133 min. | PG-13

I had a bad feeling about this, the first stand-alone spinoff of George Lucas’s revered Star Wars saga, but it turned out it was just something I ate. Because Rogue One kicks ass in all the right ways.

Like an Imperial Star Destroyer, it starts off slow and somewhat clunky but by the time the mind-blowing third act arrives, it’s all a fan can do not to stand up and cheer.

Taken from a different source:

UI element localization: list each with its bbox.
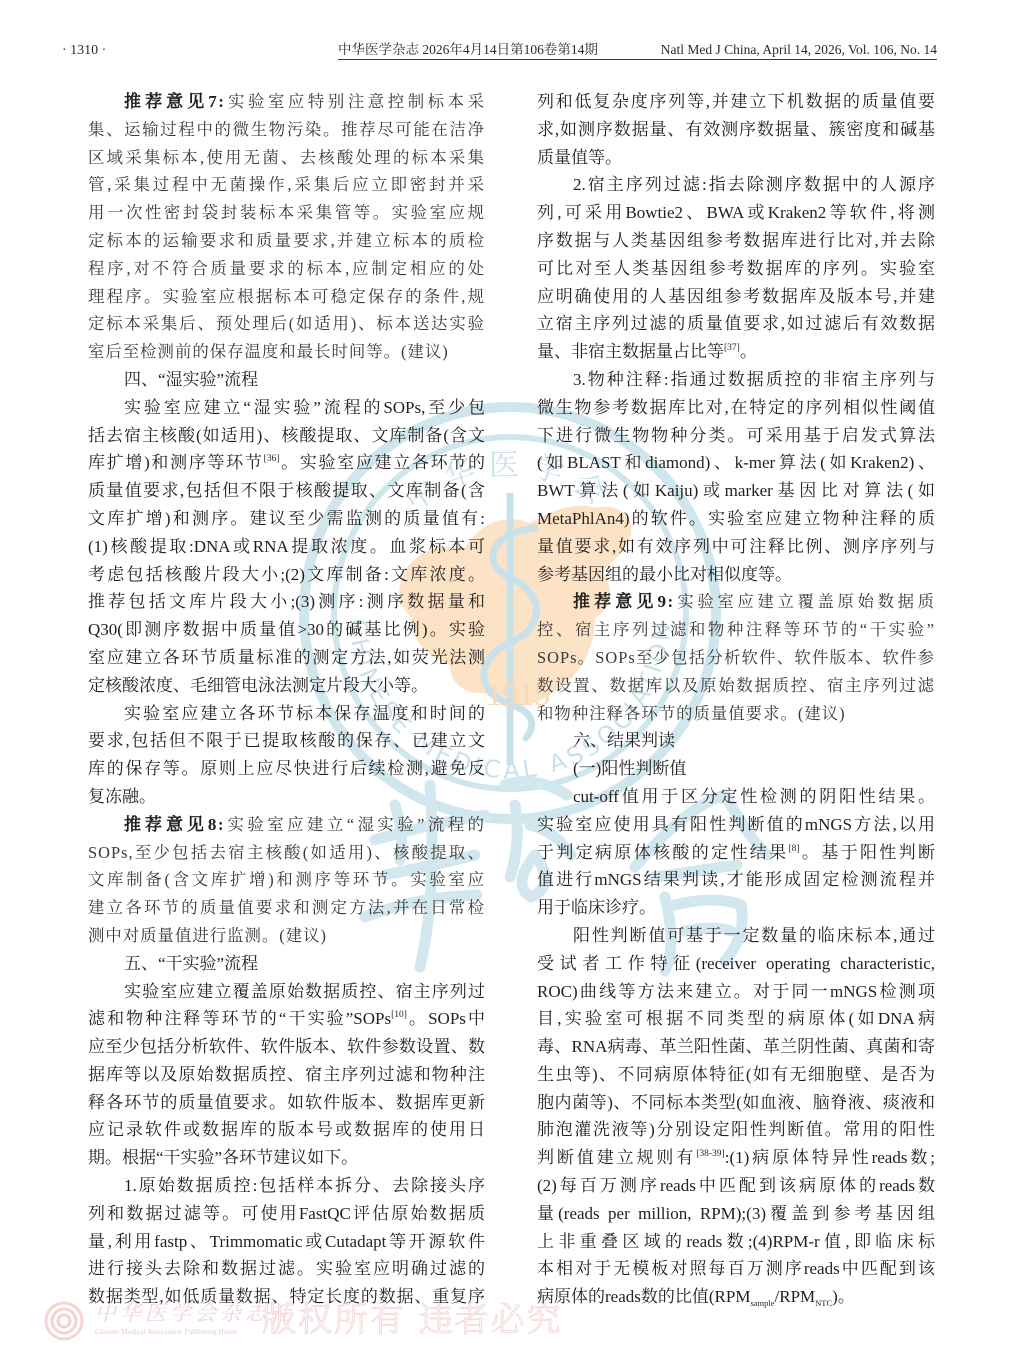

Rumors of extensive reshoots by director Gareth Edwards (Monsters, 2014’s Godzilla) had people wondering if the Force was falling apart in the wake of J.J. Abrams’ 2015 The Force Awakens sequel. Not to worry. The premise here—the canny script is credited to Chris Weitz and Tony Gilroy—takes a single sentence from the original 1977 Star Wars screen crawl that referred to rebel spies stealing the plans for the Death Star and fleshes it out into a 133-minute meditation on (a new) hope, loyalty, and freedom from tyranny that’s now more contemporary than ever.

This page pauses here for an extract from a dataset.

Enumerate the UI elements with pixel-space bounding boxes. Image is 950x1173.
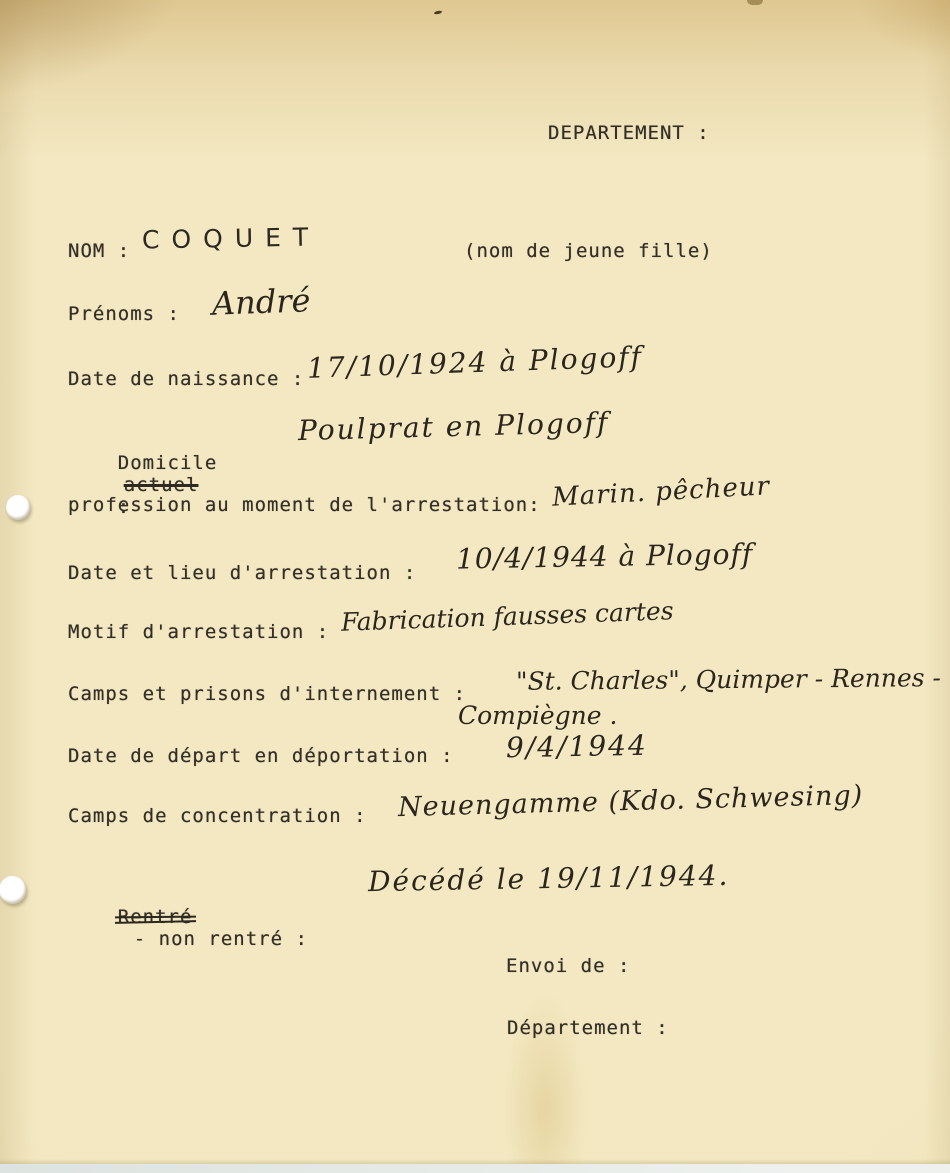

Felicity Jones is Jyn Erso, the daughter of Galen (Mads Mikkelson), who is the brains behind the moon-sized planet killer. Recruited by a squabbling Rebel Alliance to lead a mission to discover the whereabouts of the Death Star’s schematics, Jyn and swashbuckling rebel Cassian Andor (Diego Luna) and a breakaway band of renegade rebels leave the politics to the politicians and enter the fray against overwhelming odds.

In this respect, Rogue One is at its heart a World War II suicide-mission movie with echoes of The Guns of Navarone and The Dirty Dozen, among others. A wealth of new characters are introduced, most notably the white-caped Imperial villain Orson Krennic (Ben Mendelsohn), while a surprising—well, maybe not so surprising after all—number of eerily familiar faces also appear in a deuce of jaw-dropping reveals.

To say much more would spoil the fun, of which there is plenty, but it should also be noted that Rogue One has a tear-jerking abundance of heart, with a rousing finale that’s on par with The Empire Strikes Back. Granted, it does take a while to get the necessary first-act exposition out of the way—Edwards could have cut a solid 10 minutes out of the film without sacrificing anything too important—but as a satisfying Saturday afternoon popcorn matinee, you’re unlikely to find anything better this holiday season.